By Ju-min Park and Elaine Lies
TOKYO (Reuters) – Another 39 people have tested positive for the coronavirus on the Diamond Princess cruise ship quarantined in Japan, with one quarantine officer also infected, bringing the total to 175, the health ministry said on Wednesday.
The Diamond Princess was placed in quarantine for two weeks on arriving in Yokohama, south of Tokyo, on Feb. 3, after a man who disembarked in Hong Kong was diagnosed with the virus.
The epidemic originated in mainland China, where more than 1,100 people have now died of the virus.
It is looking like an increasing economic threat for Japan, where manufacturers are reliant on Chinese companies for parts, and shops and hotels dependent on Chinese tourists.
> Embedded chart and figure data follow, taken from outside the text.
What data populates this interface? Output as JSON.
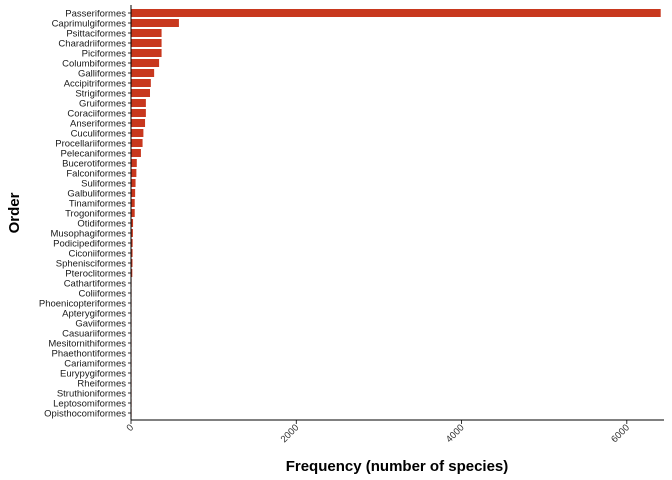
{
  "chart_data": {
    "type": "bar",
    "orientation": "horizontal",
    "xlabel": "Frequency (number of species)",
    "ylabel": "Order",
    "xlim": [
      0,
      6450
    ],
    "xticks": [
      0,
      2000,
      4000,
      6000
    ],
    "bar_color": "#c8381e",
    "categories": [
      "Passeriformes",
      "Caprimulgiformes",
      "Psittaciformes",
      "Charadriiformes",
      "Piciformes",
      "Columbiformes",
      "Galliformes",
      "Accipitriformes",
      "Strigiformes",
      "Gruiformes",
      "Coraciiformes",
      "Anseriformes",
      "Cuculiformes",
      "Procellariiformes",
      "Pelecaniformes",
      "Bucerotiformes",
      "Falconiformes",
      "Suliformes",
      "Galbuliformes",
      "Tinamiformes",
      "Trogoniformes",
      "Otidiformes",
      "Musophagiformes",
      "Podicipediformes",
      "Ciconiiformes",
      "Sphenisciformes",
      "Pteroclitormes",
      "Cathartiformes",
      "Coliiformes",
      "Phoenicopteriformes",
      "Apterygiformes",
      "Gaviiformes",
      "Casuariiformes",
      "Mesitornithiformes",
      "Phaethontiformes",
      "Cariamiformes",
      "Eurypygiformes",
      "Rheiformes",
      "Struthioniformes",
      "Leptosomiformes",
      "Opisthocomiformes"
    ],
    "values": [
      6410,
      580,
      370,
      370,
      370,
      340,
      280,
      240,
      230,
      180,
      180,
      170,
      150,
      140,
      120,
      70,
      65,
      55,
      50,
      45,
      45,
      25,
      23,
      20,
      19,
      18,
      16,
      7,
      6,
      6,
      5,
      5,
      4,
      3,
      3,
      2,
      2,
      2,
      2,
      1,
      1
    ]
  }
}
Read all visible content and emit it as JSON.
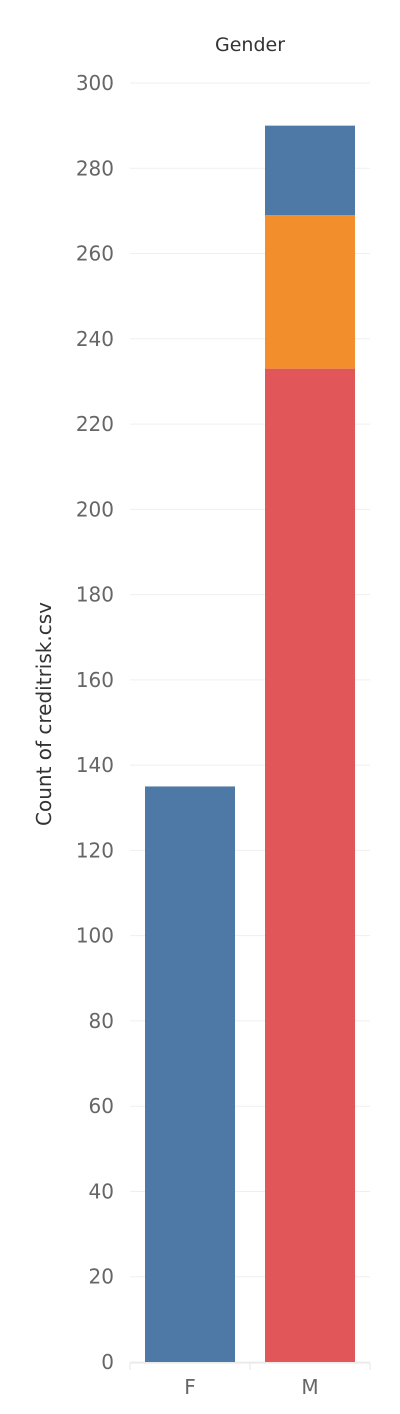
{
  "chart_data": {
    "type": "bar",
    "stacked": true,
    "column_header": "Gender",
    "ylabel": "Count of creditrisk.csv",
    "categories": [
      "F",
      "M"
    ],
    "ylim": [
      0,
      300
    ],
    "y_ticks": [
      0,
      20,
      40,
      60,
      80,
      100,
      120,
      140,
      160,
      180,
      200,
      220,
      240,
      260,
      280,
      300
    ],
    "grid": true,
    "series": [
      {
        "color": "#e15759",
        "values": [
          0,
          233
        ]
      },
      {
        "color": "#f28e2b",
        "values": [
          0,
          36
        ]
      },
      {
        "color": "#4e79a7",
        "values": [
          135,
          21
        ]
      }
    ]
  }
}
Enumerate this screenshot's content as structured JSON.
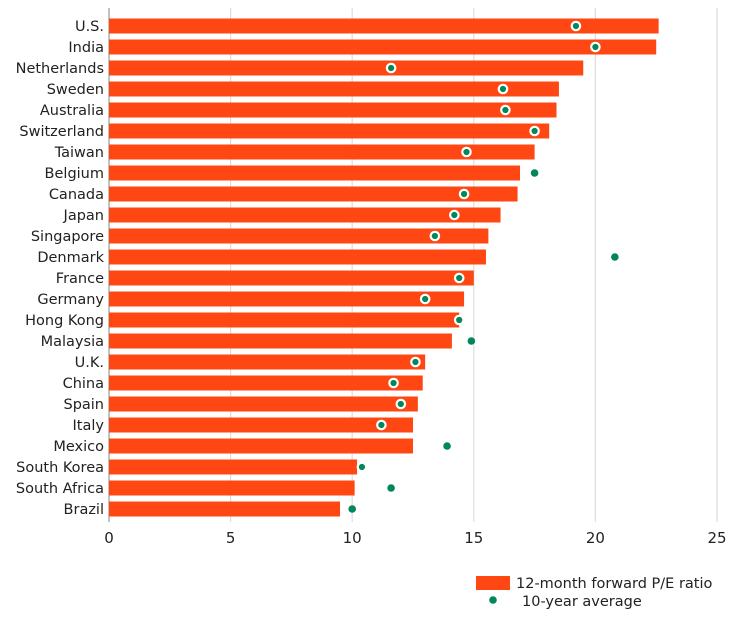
{
  "chart_data": {
    "type": "bar",
    "orientation": "horizontal",
    "title": "",
    "xlabel": "",
    "ylabel": "",
    "xlim": [
      0,
      25
    ],
    "xticks": [
      0,
      5,
      10,
      15,
      20,
      25
    ],
    "grid": "vertical",
    "legend_placement": "bottom-right",
    "categories": [
      "U.S.",
      "India",
      "Netherlands",
      "Sweden",
      "Australia",
      "Switzerland",
      "Taiwan",
      "Belgium",
      "Canada",
      "Japan",
      "Singapore",
      "Denmark",
      "France",
      "Germany",
      "Hong Kong",
      "Malaysia",
      "U.K.",
      "China",
      "Spain",
      "Italy",
      "Mexico",
      "South Korea",
      "South Africa",
      "Brazil"
    ],
    "series": [
      {
        "name": "12-month forward P/E ratio",
        "type": "bar",
        "color": "#FF4713",
        "values": [
          22.6,
          22.5,
          19.5,
          18.5,
          18.4,
          18.1,
          17.5,
          16.9,
          16.8,
          16.1,
          15.6,
          15.5,
          15.0,
          14.6,
          14.4,
          14.1,
          13.0,
          12.9,
          12.7,
          12.5,
          12.5,
          10.2,
          10.1,
          9.5
        ]
      },
      {
        "name": "10-year average",
        "type": "scatter",
        "color": "#00875A",
        "values": [
          19.2,
          20.0,
          11.6,
          16.2,
          16.3,
          17.5,
          14.7,
          17.5,
          14.6,
          14.2,
          13.4,
          20.8,
          14.4,
          13.0,
          14.4,
          14.9,
          12.6,
          11.7,
          12.0,
          11.2,
          13.9,
          10.4,
          11.6,
          10.0
        ]
      }
    ]
  }
}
About 3,700 people are on board the cruise ship, which usually has a crew of 1,100 and a passenger capacity of 2,670. Health Minister Katsunobu Kato said in parliament that he wanted to expand testing to all passengers and crew on board, and that authorities could muster resources to do more than 1,000 tests a day, according to national broadcaster NHK.
The British-flagged Diamond Princess is managed by Princess Cruise Lines, one of the world’s largest cruise lines and a unit of Carnival Corp <CCL.N>.
Kyodo news agency, citing the health ministry, said that of the 39 cases, 10 were crew and 29 were passengers.
Ten were Japanese nationals and the others were from 11 countries, including the United States and China. Four were in serious condition, Kato said.
People who test positive for the virus are taken off the ship to hospital.
The quarantine officer who was infected had been handing out questionnaires checking the health of passengers and crew and had been following rules that require the wearing of a mask and gloves but not a full protective suit, according to the Nikkei business daily, quoting the health ministry.
A health ministry official had no immediate comment, but Nikkei said the ministry was checking the officer’s contacts with colleagues and family members.
The government has decided on a 500 billion yen ($4.5 billion) emergency package of loans and guarantees to help small businesses, particularly in tourism and smaller manufacturers, the Nikkei newspaper reported.
S&P Global Ratings said the outbreak would likely damage the operating performance of Japanese companies in the first half, especially automobile manufacturers that are likely to face a prolonged halt in operations in China.
“The impact might be harsh on Nissan Motor and Honda Motor,” the rating agency said in a note.
About 80% of the ship passengers were aged 60 or over, with 215 in their 80s and 11 in the 90s, the Japan Times newspaper reported.
Japan has sent four chartered flights to China’s Hubei province, the epicenter of the outbreak, for its citizens there to return, and plans a fifth. The 197 people who returned on the first chartered flight tested negative, the health ministry said.